Given that wobbly foundation, it wouldn’t take much prodding to tip the whole system over, and the president has all the tools he needs to do that.
Trump has already shown an interest in two of them.
First, he could publicly and explicitly direct the Internal Revenue Service to redirect enforcement efforts away from the individual mandate that is a core part of the ACA. By requiring people to carry an insurance policy or face a financial penalty, the mandate helps balance the pool of people insured in the individual market by including both healthy individuals who might only need expensive health care in an emergency, and unhealthy people in need of expensive chronic care.

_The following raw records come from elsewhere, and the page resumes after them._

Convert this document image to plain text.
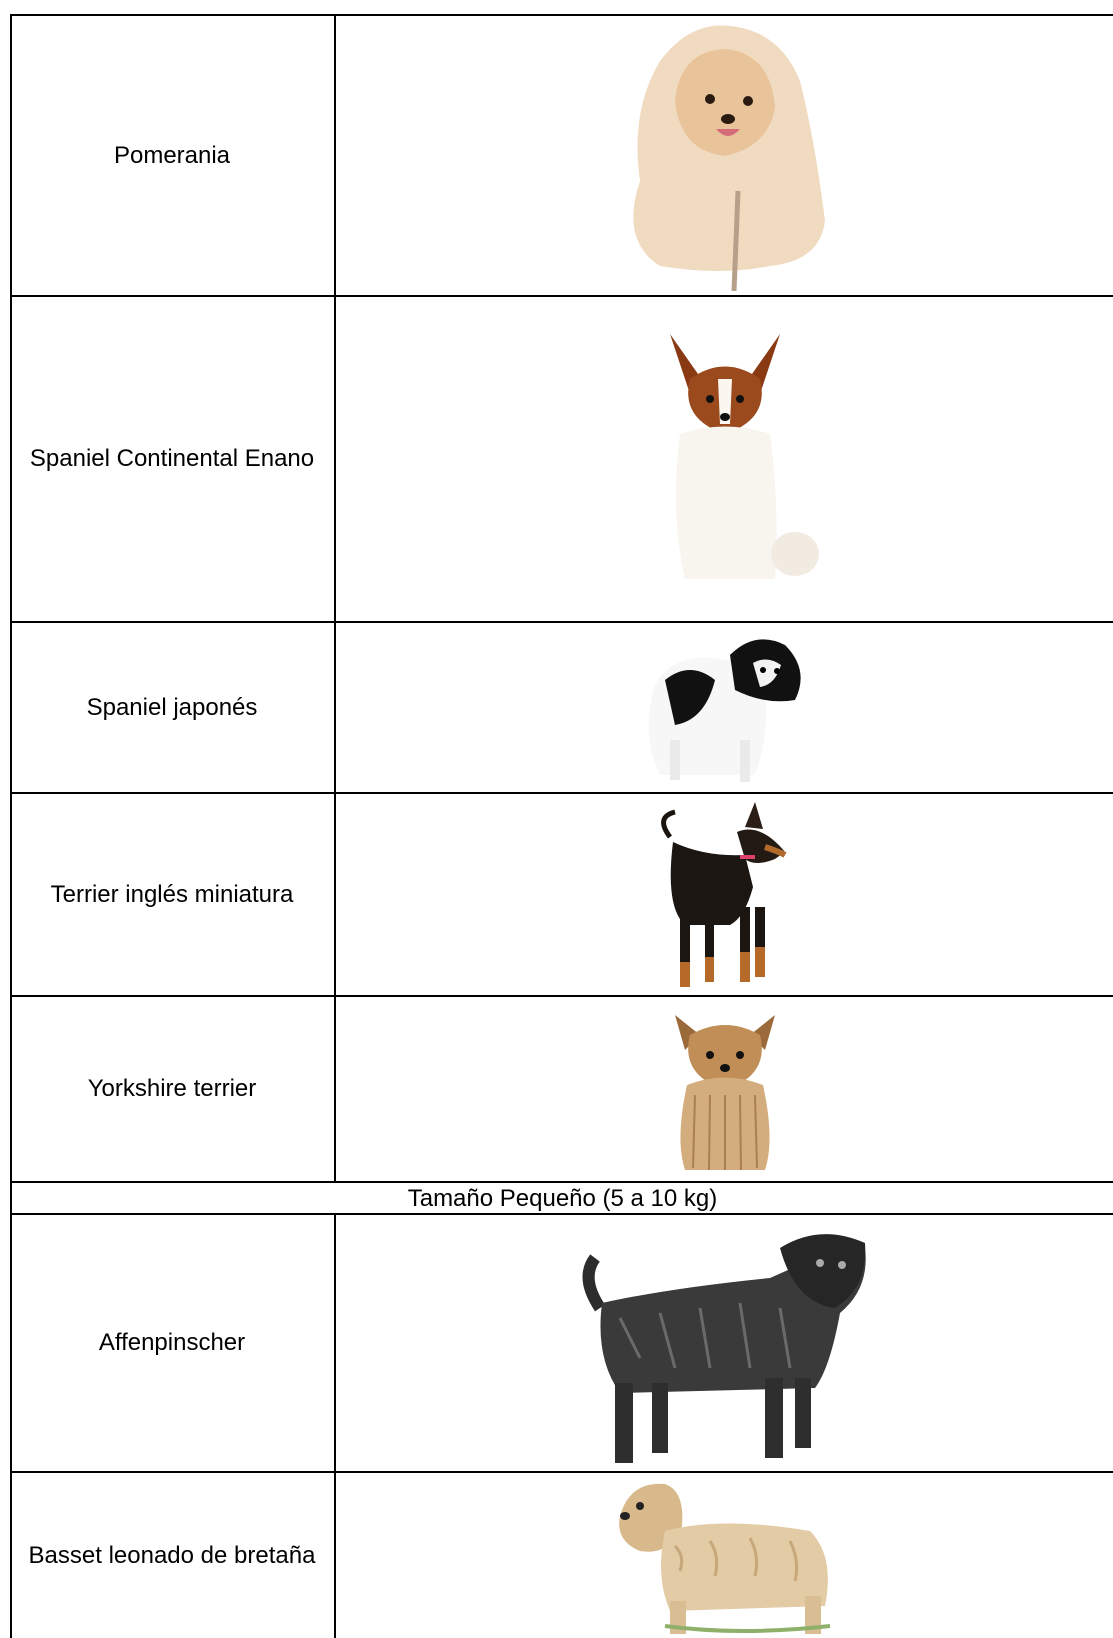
Pomerania
Spaniel Continental Enano
Spaniel japonés
Terrier inglés miniatura
Yorkshire terrier
Tamaño Pequeño (5 a 10 kg)
Affenpinscher
Basset leonado de bretaña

In a system where insurers are required to issue policies to all applicants, that mix is essential to avoid a “death spiral” of ever-sicker risk pools forcing insurers to charge ever-higher premiums until the market collapses.
Second, Trump could order his administration to cease making Cost Sharing Reduction payments to insurers. The payments are meant to compensate insurance companies for the cost of providing policies to lower-income Americans, but they have been challenged as unconstitutional by the Republican House of Representatives.
The administration has already put the insurance industry on edge by making the payment of the CSRs almost a month-to-month decision. Eliminating them entirely would drive many insurers out of the marketplace and would cause others to raise premiums to unsustainable levels.
In other words, those who think the battles over the ACA are finished are deluding themselves.